A faith of sacred questions

It seems to be a perverse law of reality that the more ultimate and urgent a question is to human existence, the less we can hope to have an answer. Stuck without answers, we are forced into different forms of faith, which include:

  • Tradition — accepting answers provided by trusted others from the past or present and actively cultivating belief.
  • Speculation — experimenting with possible answers and adhering to the ones that seem best to believe.
  • Practicality — rejecting such questions and living strictly within the limits of mundane truths which can be answered.
  • Distraction — suppressing the urgency of ultimate questions by redirecting, distorting or dulling attention.
  • Quietism — declaring ultimate unknowns to be unknowable, and therefore less a matter of questions to ask and answer than mysteries to contemplate.
  • Mysticism — abandoning metaphysical speculation and instead meditating on symbols  that relate us to realities beyond form and knowledge. 
  • Nihilism — taking the painful unknowability of our most urgent questions as a test of the integrity and courage of our intellectual conscience to refuse to resolve what cannot be resolved.

Another response takes the unanswerability of ultimate questions as a moral clue, a suggestion that here answers are not the answer.

The crucial shift required for this alternative response is rethinking the relationship between questions and answers. Normally, answers alone are seen as having positive value, and the value of questions are entirely bound up with their role in production of answers. Questions are just perceptible holes or defects in our knowledge, and the posing of questions is just requesting more or better answers.

But this view is not the only possible one, and it may just be a stale habit that has gone too long without being challenged. In fact, questions are the furthest thing from mere absence of answer. A question is an active kind of receptivity, guided by a strong intuition of relevance, and it might even be questions that invest truths with intellectual life.

It has been argued that understanding any truth consists in grasping the question implied in its assertion. Misunderstandings occur when truth are taken as answers to the wrong questions. And confusion is failing to find any question the truth might answer.

It is also true that when a person plunged into a disorienting problematic situation, an inability to form clear questions far more painful than simply lacking answers, and that gaining clarity into one’s questions alleviates this pain more than acquiring new factual information, unless the facts reveal the real question at hand.

Dignifying questions with value and positive existence makes possible new forms of faith, oriented less toward having factual answers than toward asking good questions in a good way for good reasons.

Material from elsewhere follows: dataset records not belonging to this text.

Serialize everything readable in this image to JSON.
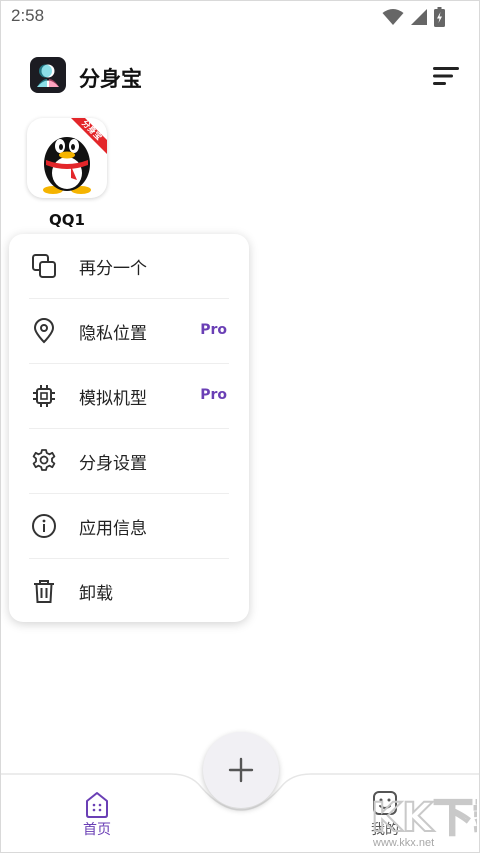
{
  "status_bar": {
    "time": "2:58"
  },
  "header": {
    "title": "分身宝"
  },
  "apps": [
    {
      "label": "QQ1",
      "badge": "分身宝"
    }
  ],
  "context_menu": {
    "items": [
      {
        "label": "再分一个",
        "icon": "copy-icon",
        "pro": ""
      },
      {
        "label": "隐私位置",
        "icon": "location-pin-icon",
        "pro": "Pro"
      },
      {
        "label": "模拟机型",
        "icon": "chip-icon",
        "pro": "Pro"
      },
      {
        "label": "分身设置",
        "icon": "gear-icon",
        "pro": ""
      },
      {
        "label": "应用信息",
        "icon": "info-icon",
        "pro": ""
      },
      {
        "label": "卸载",
        "icon": "trash-icon",
        "pro": ""
      }
    ]
  },
  "bottom_nav": {
    "home_label": "首页",
    "mine_label": "我的",
    "add_icon": "plus-icon"
  },
  "watermark": {
    "text": "KK下载",
    "url": "www.kkx.net"
  },
  "colors": {
    "accent": "#6a3fb5",
    "background": "#ffffff"
  }
}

If questions are capable of infusing truths with living meaning, can questions do the same for other kinds of relationships? How about relationships between people (who, after all, are irreducible to knowledge)? How about relationships between people and this inexhaustibly surprising reality we inhabit together?

Is it possible that unanswerable questions might help us understand that knower-known is not the right relationship in every kind of situations? Here questions seem to urge us to know-toward, understand-toward instead of comprehending — to touch with the fingertips of our understanding instead of reflexively gripping everything in the fists of our cognition. This way of approaching reality places faith in questions as sacred.

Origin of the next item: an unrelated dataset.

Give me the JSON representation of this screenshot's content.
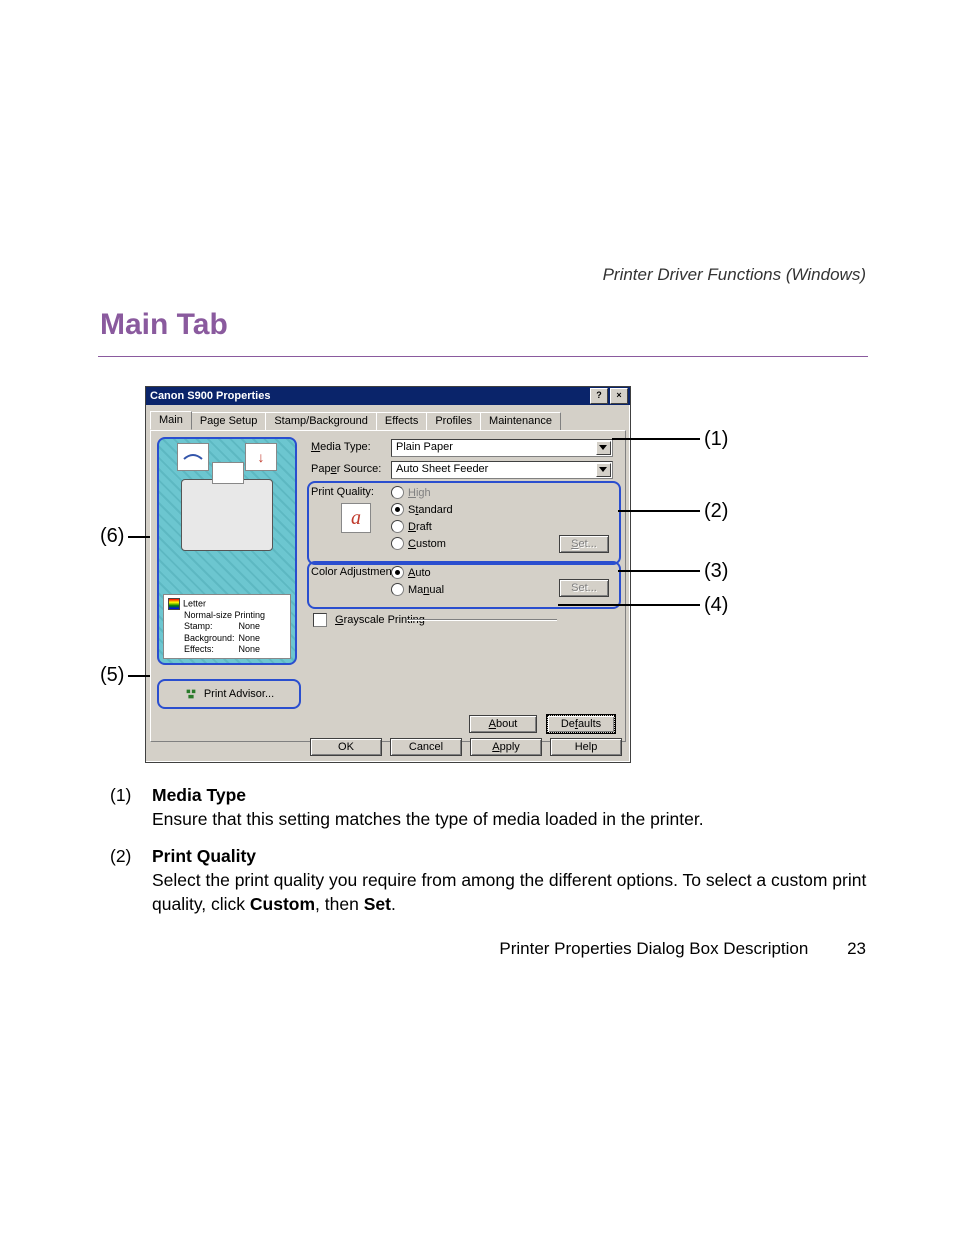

1 thought on “A faith of sacred questions

  1. The inspiration of this post was a debate that broke out at Shabbat dinner on whether Judaism supports belief in an afterlife. My argument was that the distinctively Jewish feature of such theories is that they are treated as debatable matters and that the positions taken before during and after the debate are entirely secondary to Jewish practice. I didn’t bring it up, but I should have added that Jewish practice very much includes the practice of debating (https://en.wiktionary.org/wiki/machloket).

    Witness this lesson for Jewish schoolkids: https://elmad.pardes.org/wp-content/uploads/2015/09/Machloket-lshem-shamayim-for-Lesson-Plan.pdf

    This is why I am both slightly shaken but also flattered to hear that one of my in-laws said he always suspected I was Jewish because I “argue like a Jew.” It might be the most ominous honor I’ve received so far this year.